The PUC raised the wholesale electricity price cap in June to $4,500 cap, which goes into effect today, hoping that it will encourage companies to build more generation. Texas has struggled with growing demand over the past few years that has outpaced power generation, leaving the Lone Star State with tight reserves during peak power hours.
Potomac Economics, a consulting firm hired by the PUC, found that even without the much-discussed price cap increase, the combination of demand and low natural gas prices were sufficient to encourage generation providers to build additional facilities.
“We find that 2011 is the first time in five years that net revenues have been sufficient to support either new gas turbine or combined cycle generation,” the ERCOT 2011 State of the Market report stated, noting that the drop in natural gas prices has made it cost effective to build new generation facilities.
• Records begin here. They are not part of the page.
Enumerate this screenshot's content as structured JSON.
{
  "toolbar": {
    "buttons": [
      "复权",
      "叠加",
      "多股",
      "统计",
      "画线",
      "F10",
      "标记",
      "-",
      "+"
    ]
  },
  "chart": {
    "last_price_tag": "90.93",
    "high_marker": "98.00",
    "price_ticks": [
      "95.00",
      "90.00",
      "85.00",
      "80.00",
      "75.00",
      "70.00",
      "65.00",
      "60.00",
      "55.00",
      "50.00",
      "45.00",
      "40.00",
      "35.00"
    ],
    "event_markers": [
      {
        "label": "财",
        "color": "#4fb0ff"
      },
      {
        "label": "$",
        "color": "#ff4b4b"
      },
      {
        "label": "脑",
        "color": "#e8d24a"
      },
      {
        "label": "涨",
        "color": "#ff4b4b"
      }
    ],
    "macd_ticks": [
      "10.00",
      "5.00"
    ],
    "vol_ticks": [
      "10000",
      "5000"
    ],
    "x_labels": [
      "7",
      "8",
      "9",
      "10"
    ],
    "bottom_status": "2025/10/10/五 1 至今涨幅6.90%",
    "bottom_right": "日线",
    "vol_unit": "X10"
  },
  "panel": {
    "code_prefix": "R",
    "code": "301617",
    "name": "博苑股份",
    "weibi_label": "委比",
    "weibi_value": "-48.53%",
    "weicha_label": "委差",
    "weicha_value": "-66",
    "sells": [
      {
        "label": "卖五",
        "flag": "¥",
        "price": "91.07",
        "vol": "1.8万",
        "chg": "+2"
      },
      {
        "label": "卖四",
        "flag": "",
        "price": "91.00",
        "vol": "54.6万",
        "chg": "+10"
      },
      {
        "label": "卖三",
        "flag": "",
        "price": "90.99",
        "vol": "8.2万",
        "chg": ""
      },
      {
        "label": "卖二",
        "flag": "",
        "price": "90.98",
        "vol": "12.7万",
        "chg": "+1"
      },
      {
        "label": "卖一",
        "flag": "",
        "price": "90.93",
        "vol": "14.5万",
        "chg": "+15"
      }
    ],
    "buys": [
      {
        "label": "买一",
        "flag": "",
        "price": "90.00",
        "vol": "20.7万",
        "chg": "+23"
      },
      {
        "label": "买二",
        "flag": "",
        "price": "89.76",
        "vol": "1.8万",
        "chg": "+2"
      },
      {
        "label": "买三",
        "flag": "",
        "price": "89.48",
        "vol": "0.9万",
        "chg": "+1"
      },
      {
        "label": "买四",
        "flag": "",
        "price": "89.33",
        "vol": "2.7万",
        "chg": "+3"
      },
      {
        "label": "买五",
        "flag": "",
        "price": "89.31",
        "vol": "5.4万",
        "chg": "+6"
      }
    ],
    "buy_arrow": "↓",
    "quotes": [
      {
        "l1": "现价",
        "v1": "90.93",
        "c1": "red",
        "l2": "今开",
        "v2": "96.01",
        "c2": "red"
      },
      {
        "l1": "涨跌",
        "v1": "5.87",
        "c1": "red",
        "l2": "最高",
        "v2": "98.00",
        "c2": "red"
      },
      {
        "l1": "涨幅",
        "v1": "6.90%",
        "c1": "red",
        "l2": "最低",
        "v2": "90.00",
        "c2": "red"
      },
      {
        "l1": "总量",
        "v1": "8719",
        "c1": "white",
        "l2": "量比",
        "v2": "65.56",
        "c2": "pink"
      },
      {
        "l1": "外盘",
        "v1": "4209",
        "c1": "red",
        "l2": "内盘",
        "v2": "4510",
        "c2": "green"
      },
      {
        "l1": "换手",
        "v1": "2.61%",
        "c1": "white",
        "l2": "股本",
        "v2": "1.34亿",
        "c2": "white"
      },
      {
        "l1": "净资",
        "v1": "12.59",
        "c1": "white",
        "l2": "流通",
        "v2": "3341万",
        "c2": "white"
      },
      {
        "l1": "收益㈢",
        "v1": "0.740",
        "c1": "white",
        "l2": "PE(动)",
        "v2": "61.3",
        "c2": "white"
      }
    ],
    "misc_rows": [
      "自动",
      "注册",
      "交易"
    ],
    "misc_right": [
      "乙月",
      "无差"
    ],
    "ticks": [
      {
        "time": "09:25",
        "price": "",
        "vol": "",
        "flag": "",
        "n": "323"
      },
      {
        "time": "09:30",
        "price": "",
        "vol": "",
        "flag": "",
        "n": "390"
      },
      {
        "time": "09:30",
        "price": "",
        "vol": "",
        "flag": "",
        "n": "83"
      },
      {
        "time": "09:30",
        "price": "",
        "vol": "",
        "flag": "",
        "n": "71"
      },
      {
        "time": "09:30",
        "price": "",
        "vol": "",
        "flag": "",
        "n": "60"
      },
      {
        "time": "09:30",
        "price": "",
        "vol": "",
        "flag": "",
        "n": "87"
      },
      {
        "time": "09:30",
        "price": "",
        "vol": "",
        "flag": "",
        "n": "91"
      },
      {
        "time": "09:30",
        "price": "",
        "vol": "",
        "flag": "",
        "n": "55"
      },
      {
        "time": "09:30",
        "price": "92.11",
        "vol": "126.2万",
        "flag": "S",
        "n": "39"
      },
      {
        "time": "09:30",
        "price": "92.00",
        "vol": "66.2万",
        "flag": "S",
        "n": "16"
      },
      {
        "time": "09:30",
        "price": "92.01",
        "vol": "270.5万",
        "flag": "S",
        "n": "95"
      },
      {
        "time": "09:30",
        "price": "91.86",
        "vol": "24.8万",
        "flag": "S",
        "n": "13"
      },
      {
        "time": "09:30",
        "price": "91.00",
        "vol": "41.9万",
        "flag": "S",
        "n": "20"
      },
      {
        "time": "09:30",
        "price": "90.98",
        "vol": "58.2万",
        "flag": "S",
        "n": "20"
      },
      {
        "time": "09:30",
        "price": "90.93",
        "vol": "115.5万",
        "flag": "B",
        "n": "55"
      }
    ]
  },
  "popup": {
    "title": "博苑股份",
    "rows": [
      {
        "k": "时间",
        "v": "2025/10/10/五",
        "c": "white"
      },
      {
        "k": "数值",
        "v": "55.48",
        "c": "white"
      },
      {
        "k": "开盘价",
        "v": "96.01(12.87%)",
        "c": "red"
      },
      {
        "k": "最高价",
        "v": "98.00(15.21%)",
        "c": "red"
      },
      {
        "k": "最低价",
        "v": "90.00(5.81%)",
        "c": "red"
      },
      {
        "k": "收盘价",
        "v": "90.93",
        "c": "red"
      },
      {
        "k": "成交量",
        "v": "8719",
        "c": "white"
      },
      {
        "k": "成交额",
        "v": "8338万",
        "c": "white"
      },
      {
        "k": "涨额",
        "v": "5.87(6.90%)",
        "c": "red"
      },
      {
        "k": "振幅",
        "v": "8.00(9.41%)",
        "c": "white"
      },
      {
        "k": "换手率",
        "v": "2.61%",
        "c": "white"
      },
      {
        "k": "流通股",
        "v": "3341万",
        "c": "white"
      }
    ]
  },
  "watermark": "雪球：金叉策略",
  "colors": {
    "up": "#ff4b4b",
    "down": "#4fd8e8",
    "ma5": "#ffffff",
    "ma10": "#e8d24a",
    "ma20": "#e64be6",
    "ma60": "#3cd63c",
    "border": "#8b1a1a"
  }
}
Opinions differ on whether the hot, long summer of 2011 will be repeated in the near future and whether it can be used as a baseline.
Commissioners have said they are further considering a price increase to $9,000 in 2013.
“We don’t require the building of generation in Texas,” PUC Chair Donna Nelson told State Impact Texas, after she and Commissioner Rolando Pablos voted 2-0 in favor of the price increase. “We set up the market forces so that generators want to come to Texas.”
The decision has been controversial, with consumer-advocacy and environmental groups saying that high emergency prices will not address demand pressure. Instead, the groups have argued that the higher caps likely will bring higher prices to consumers.
Those groups are encouraged the PUC to explore ways to conserve and staggering prices based on time of day, saying those methods could provide a more successful and less expensive solution.